Selama putaran perundingan koalisi yang gagal bulan lalu, Mr. Wilders memanfaatkan kesempatannya sebagai pusat perhatian politik untuk menampilkan dirinya sebagai profesional dan konstruktif. “Saya bersikap sebagai pemimpin partai terbesar,” kata Mr. Wilders saat debat terbaru di Dewan Perwakilan. Bahkan bagian tradisional dari media berita Belanda yang biasanya tidak bersahabat telah menjelaskan dia sebagai orang yang dapat diandalkan dan profesional, termasuk surat kabar kiri, De Volkskrant, yang selama ini sangat kritis terhadapnya.

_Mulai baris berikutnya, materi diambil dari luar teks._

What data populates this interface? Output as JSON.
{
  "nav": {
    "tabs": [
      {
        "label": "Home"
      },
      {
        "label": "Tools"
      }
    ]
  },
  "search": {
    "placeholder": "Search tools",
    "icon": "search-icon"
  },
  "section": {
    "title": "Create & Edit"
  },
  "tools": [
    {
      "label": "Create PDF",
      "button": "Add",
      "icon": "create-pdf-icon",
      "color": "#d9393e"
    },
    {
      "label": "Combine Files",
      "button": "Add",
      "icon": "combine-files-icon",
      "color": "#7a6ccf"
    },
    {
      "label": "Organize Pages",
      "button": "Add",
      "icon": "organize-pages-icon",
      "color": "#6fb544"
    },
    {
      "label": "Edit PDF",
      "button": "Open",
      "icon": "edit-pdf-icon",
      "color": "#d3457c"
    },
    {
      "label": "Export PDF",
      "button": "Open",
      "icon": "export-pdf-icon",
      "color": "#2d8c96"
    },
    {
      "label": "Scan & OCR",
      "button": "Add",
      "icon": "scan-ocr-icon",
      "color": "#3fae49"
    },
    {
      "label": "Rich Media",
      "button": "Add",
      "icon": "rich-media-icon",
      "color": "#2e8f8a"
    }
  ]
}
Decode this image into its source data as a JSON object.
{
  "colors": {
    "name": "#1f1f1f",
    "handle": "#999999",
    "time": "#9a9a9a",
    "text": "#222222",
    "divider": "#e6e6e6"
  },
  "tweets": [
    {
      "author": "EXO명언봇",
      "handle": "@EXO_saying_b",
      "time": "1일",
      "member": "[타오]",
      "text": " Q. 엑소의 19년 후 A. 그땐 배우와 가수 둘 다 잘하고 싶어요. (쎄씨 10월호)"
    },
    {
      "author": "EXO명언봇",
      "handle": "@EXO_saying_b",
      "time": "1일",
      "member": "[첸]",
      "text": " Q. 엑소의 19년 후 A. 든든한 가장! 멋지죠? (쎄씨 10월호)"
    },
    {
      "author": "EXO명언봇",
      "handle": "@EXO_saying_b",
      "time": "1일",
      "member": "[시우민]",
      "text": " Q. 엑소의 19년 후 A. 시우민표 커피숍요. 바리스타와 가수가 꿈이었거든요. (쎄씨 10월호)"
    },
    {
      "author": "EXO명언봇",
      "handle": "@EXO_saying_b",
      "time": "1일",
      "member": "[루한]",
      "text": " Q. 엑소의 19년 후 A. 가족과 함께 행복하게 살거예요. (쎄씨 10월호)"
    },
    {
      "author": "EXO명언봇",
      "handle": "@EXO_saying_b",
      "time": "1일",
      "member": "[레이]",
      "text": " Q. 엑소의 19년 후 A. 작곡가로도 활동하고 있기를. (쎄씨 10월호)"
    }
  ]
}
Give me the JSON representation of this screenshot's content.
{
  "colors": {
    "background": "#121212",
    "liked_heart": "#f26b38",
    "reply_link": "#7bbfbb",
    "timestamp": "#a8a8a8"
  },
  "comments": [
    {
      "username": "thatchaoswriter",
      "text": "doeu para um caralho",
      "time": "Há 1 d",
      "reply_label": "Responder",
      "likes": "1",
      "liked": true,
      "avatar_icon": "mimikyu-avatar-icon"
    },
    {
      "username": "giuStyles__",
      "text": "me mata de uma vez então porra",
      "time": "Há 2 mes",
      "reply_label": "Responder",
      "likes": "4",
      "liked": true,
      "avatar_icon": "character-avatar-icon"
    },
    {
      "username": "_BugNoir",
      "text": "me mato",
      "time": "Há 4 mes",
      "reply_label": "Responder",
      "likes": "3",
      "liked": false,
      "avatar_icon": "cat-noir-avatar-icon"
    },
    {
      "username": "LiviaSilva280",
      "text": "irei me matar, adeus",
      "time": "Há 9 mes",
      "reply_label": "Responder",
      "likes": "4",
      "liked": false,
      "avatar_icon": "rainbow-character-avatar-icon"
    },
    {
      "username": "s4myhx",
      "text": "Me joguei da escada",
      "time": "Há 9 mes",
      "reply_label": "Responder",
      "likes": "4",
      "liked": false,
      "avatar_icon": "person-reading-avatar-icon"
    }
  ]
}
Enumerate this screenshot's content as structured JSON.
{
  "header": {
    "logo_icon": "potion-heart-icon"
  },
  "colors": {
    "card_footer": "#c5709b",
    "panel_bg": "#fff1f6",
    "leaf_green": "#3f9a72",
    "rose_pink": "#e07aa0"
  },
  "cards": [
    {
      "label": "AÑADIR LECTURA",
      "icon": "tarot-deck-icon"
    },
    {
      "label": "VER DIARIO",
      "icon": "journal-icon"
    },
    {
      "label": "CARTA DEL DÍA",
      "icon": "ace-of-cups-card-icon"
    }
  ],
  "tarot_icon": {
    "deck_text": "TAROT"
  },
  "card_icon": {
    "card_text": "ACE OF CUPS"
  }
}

Namun, Mr. Wilders terus bersikap bermusuhan di media sosial, platform favorit bagi ledakan kemarahannya yang paling pedas. Perilakunya terus memunculkan pertanyaan tentang kemampuannya untuk menjadi kekuatan penyatuan, sisi Mr. Wilders yang tidak pernah terlihat atau diuji selama waktunya di oposisi, menurut Dr. Stoker. Untuk saat ini, keempat partai yang bernegosiasi harus melanjutkan pembicaraan dan mencapai konsensus tentang jenis struktur koalisi yang dapat mereka dukung sebelum mencoba menyusun persetujuan pemerintahan. Meskipun peluang untuk koalisi tradisional dengan Mr. Wilders di posisi pimpinan mungkin berkurang dalam putaran pembicaraan yang baru, opsi tersebut tetap ada. Mr. Wilders sendiri mengatakan bahwa ia ingin memimpin negara. Ketika ditanya dalam sebuah debat parlemen terbaru apakah ia masih bersedia menjadi perdana menteri, jawabannya jelas: “Saya tidak sabar”.